Hannah Arendt, Wilfried Kracauer, Walter Benjamin, Herman Broch, Joseph Roth, Theodor W. Adorno… ces grands penseurs du XXe siècle ont pour point commun d’avoir dû fuir leur pays après l’accession au pouvoir de Hitler. Contraints à plusieurs années d’errance, c’est en exil qu’ils ont produit, pour quelques-uns d’entre eux, leurs œuvres les plus importantes, parfois dans une langue nouvelle, étrangère à leur langue natale. Quelle influence leur « éloignement forcé » a-t-il eu sur leur travail, quelle importance leur pensée a-t-elle pris dans leur pays d’accueil ?

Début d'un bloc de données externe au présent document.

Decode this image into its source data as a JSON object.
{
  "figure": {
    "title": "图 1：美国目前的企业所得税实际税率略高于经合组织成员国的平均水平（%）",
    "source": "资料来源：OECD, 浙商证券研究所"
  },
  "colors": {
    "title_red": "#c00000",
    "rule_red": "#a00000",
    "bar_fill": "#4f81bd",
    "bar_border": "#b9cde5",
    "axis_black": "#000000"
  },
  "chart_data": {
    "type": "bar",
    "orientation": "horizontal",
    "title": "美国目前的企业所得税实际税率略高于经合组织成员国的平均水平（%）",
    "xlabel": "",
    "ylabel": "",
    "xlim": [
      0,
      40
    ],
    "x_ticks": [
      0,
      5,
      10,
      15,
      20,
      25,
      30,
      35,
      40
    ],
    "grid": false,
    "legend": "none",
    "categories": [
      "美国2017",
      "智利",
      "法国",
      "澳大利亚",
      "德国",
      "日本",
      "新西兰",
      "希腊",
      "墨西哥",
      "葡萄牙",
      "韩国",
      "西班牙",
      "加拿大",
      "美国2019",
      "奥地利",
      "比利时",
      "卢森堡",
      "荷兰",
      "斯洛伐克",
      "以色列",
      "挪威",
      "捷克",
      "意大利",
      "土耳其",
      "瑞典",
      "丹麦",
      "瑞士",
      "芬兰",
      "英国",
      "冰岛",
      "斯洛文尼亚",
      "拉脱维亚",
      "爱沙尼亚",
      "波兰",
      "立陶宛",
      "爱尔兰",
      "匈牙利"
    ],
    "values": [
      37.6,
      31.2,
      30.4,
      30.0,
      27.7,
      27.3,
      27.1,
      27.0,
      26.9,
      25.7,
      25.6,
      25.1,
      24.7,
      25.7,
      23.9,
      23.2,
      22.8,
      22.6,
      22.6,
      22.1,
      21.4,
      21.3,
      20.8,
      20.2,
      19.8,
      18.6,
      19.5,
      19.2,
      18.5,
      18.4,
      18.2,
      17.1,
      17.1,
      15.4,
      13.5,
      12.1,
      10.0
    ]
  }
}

Enzo Traverso aborde ces questions à travers les correspondances que ces auteurs ont échangées avec leurs amis éloignés (certains sont restés en Allemagne, comme Heidegger, d’autres ont émigré en Israël, comme Gershom Scholem), correspondances qui dessinent le fil d’une pensée dispersée.
Dans ces correspondances et dans certains travaux théoriques proprement dits, la non-appartenance nationale et l’absence de terre sont abordées en tant qu’expérience existentielle et intellectuelle. Expérience qu’on aurait tort de ne tenir que pour douloureuse ou négative : en se dispersant, cette pensée a essaimé, et c’est de celle-ci qu’est née, entre autres, la prospérité de la pensée américaine par exemple. N’y voir qu’une « bohème » romantique serait également tout à fait inapproprié : dépourvus de tout, contraints à la fuite, certains, comme Walter Benjamin, virent leur capacités de travail soumises à de grandes épreuves.
Historien, Enzo Traverso a publié de nombreux essais, dont : L’Histoire déchirée. Essais sur Auschwitz et les intellectuels, en 1997 ; La Violence nazie. Une Généalogie européenne et Le Totalitarisme. Le XXe siècle en débat, en 2001.